I've tried approaches with target pseudo intrinsics and extra IR passes, but still everything depends on missing the external (relatively to the IRTranslator) way to obtain the info about Value->Vreg mapping.
That sounds similar to what DBG_VALUE does (from my 10,000 feet view of it :)) and this works with IR intrinsics.

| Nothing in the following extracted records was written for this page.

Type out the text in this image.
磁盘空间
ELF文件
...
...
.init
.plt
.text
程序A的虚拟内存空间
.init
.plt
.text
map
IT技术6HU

What is missing for this kind of approaches to work in your case?
Cheers,
-Quentin
Let me explain my problem with a short example. Assume we have the following IR:
define @foo(i32* addrspace(3) %v.addr) { %0 = load i32 i32* addrspace(3) %v.addr ... }
In our target this type info will require 2 additional instructions, so after instruction selection the code should look like:
r0 = OpIntegerType 32 // op0: integer width r1 = OpPointerType r0, 3 // op0: base type, op1: addrspace ... r2 = OpParam r1 // op0: the actual type of the func's argument r3 = OpLoad r0, r2 // op0: 'ResultType', op1: the actual operand
In order to generate the type instructions we need the original LLVM type info, but also it's required to keep the mapping of these types to the vregs generated by the IRTranslator so that this 'ResultType' field would be correctly set at the later GISel stages.
But if we don't intervene into the IR translation process, I don't see how it is possible to obtain this mapping.
Speaking about DBG_VALUE - I'm not quite familiar with it, but FWIW it seems that it uses some metadata nodes as its operand, is it correct?